Aussi loin que remontent mes souvenirs…
Cécile R.
MC 75.
La tortue - NHA TRANG (vers 2-3 ans)
La bête me fascinait, en particulier sa tête : sa gorge en accordéon palpitait.
Avec un petit bout de bois, je lui titillais le bas du cou pour voir rentrer sa tête toute entière dans la carapace. De la maison, j’entendais ma mère me crier : "Arrête, sinon tu vas la tuer !" Pourtant, j’allais la voir tous les jours dans le jardin et, malgré moi… recommençais à l’embêter !

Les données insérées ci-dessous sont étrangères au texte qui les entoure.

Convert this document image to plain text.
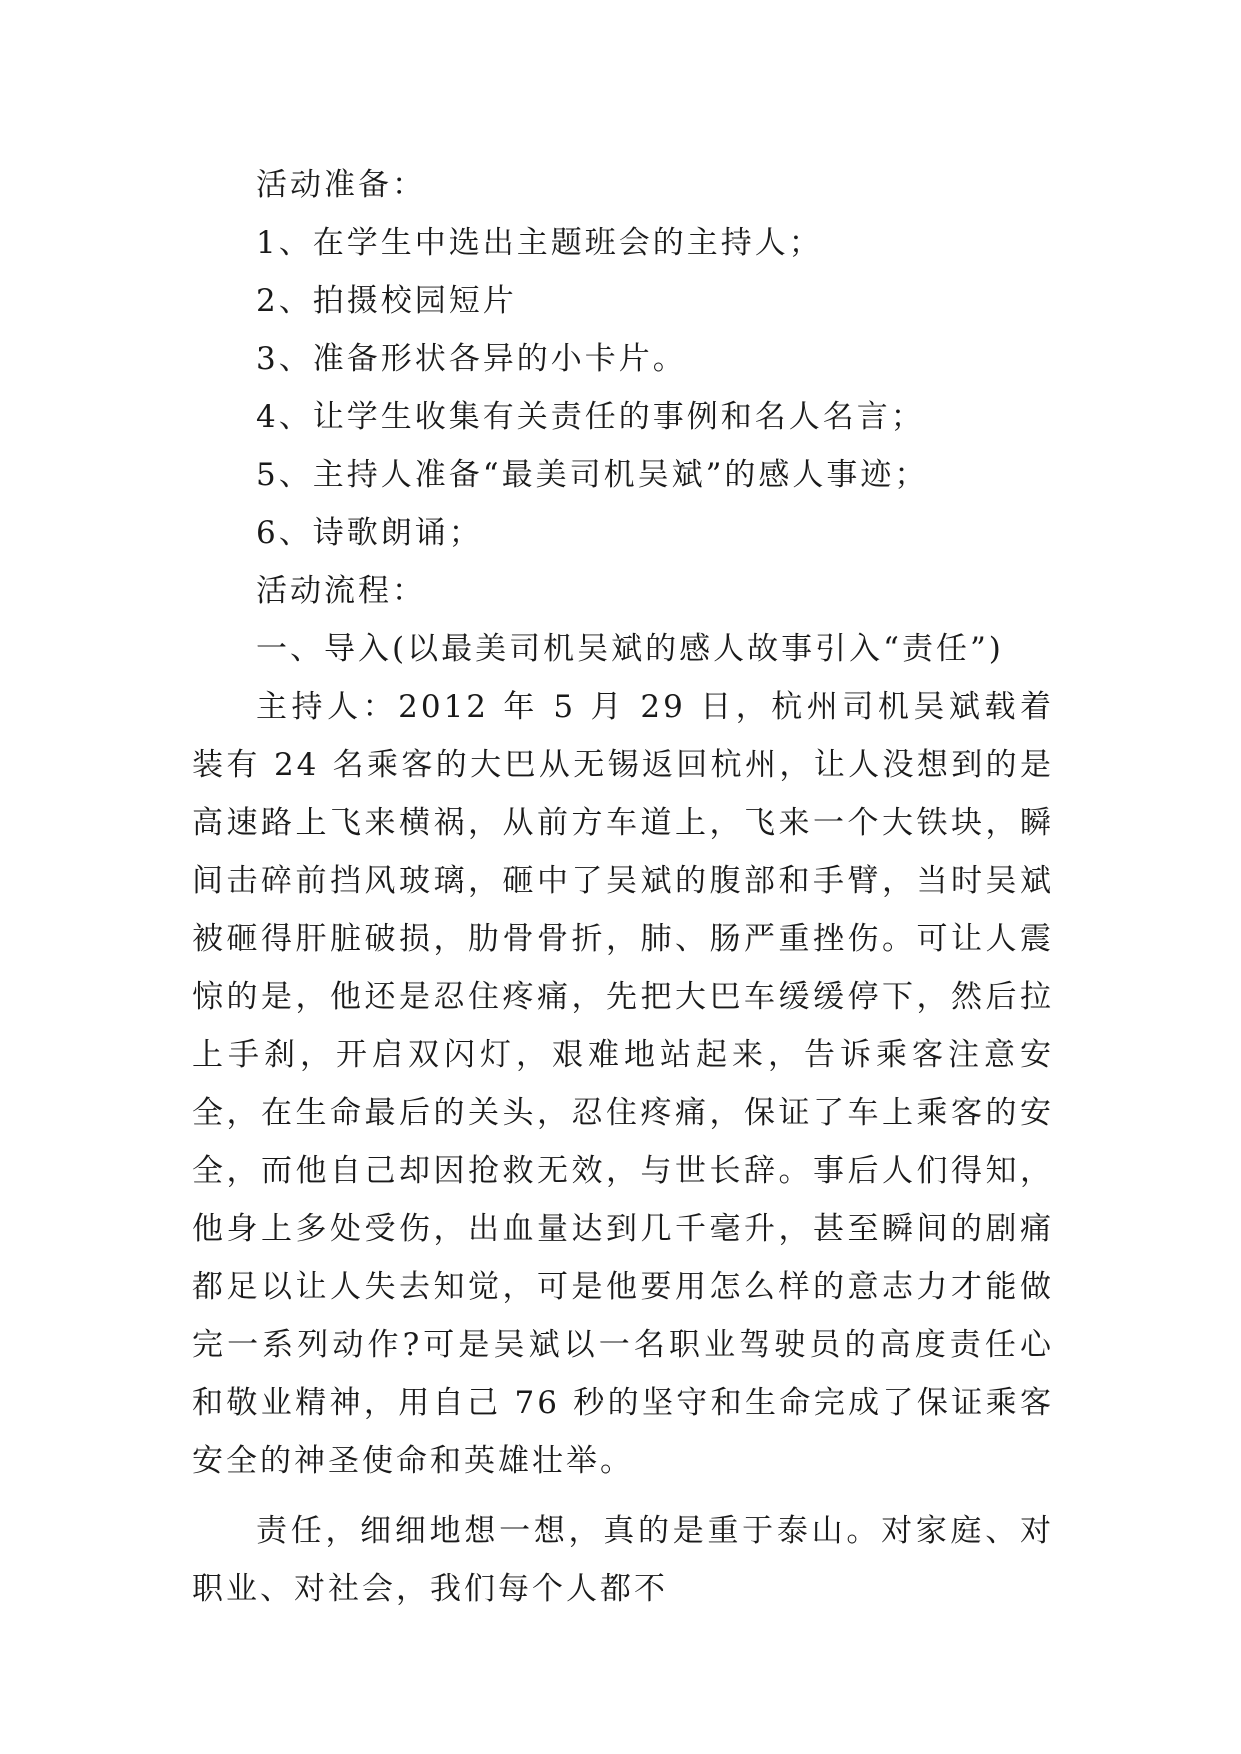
活动准备：
1、在学生中选出主题班会的主持人；
2、拍摄校园短片
3、准备形状各异的小卡片。
4、让学生收集有关责任的事例和名人名言；
5、主持人准备“最美司机吴斌”的感人事迹；
6、诗歌朗诵；
活动流程：
一、导入(以最美司机吴斌的感人故事引入“责任”)

主持人：2012 年 5 月 29 日，杭州司机吴斌载着装有 24 名乘客的大巴从无锡返回杭州，让人没想到的是高速路上飞来横祸，从前方车道上，飞来一个大铁块，瞬间击碎前挡风玻璃，砸中了吴斌的腹部和手臂，当时吴斌被砸得肝脏破损，肋骨骨折，肺、肠严重挫伤。可让人震惊的是，他还是忍住疼痛，先把大巴车缓缓停下，然后拉上手刹，开启双闪灯，艰难地站起来，告诉乘客注意安全，在生命最后的关头，忍住疼痛，保证了车上乘客的安全，而他自己却因抢救无效，与世长辞。事后人们得知，他身上多处受伤，出血量达到几千毫升，甚至瞬间的剧痛都足以让人失去知觉，可是他要用怎么样的意志力才能做完一系列动作?可是吴斌以一名职业驾驶员的高度责任心和敬业精神，用自己 76 秒的坚守和生命完成了保证乘客安全的神圣使命和英雄壮举。

责任，细细地想一想，真的是重于泰山。对家庭、对职业、对社会，我们每个人都不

… J’ai eu beaucoup de chagrin à sa mort.
Les gaufrettes à la vanille
Souvent, en fin de classe, notre maîtresse en maternelle sortait un paquet de gaufrettes et en distribuait deux par enfant. L’emballage à l'époque était tout simplement du papier kraft marron.
C’était mes gâteaux préférés, légères et croustillantes. Pour faire durer le plaisir, il m’arrivait de les ouvrir en deux et de lécher toute la crème vanille avant de les croquer religieusement. Seulement, mon estomac ne les appréciait guère. Arrivée chez moi, j’allais tout naturellement me pencher au-dessus du muret de la terrasse pour regarder comment les filaments de mon goûter allaient atterrir sur les jolies fleurs en contrebas…
L'accident - NHA TRANG (vers 2-3 ans)
Sur la terrasse de notre maison familiale, je jouais, pieds nus. Une voix annonçait qu'on allait sortir. Grand remue-ménage chez mes trois sœurs et frère : il fallait nous chausser (Maman n'arrêtait pas de nous dire de remettre nos tongs). Moi, je ne retrouvais pas mes "yép" (sandales japonaises). Dans la panique d'être abandonnée, je glissais mes petits pieds de bébé dans une grande paire qui traînait et me dépêchais à rejoindre les autres en dévalant l'escalier du perron... Ce fut la chute ! Ma bouche heurta l'arête d'une marche. Je sentis une vive douleur à la lèvre inférieure. Me relevant, je pus lire dans l'expression terrifiée des autres la gravité de la chose…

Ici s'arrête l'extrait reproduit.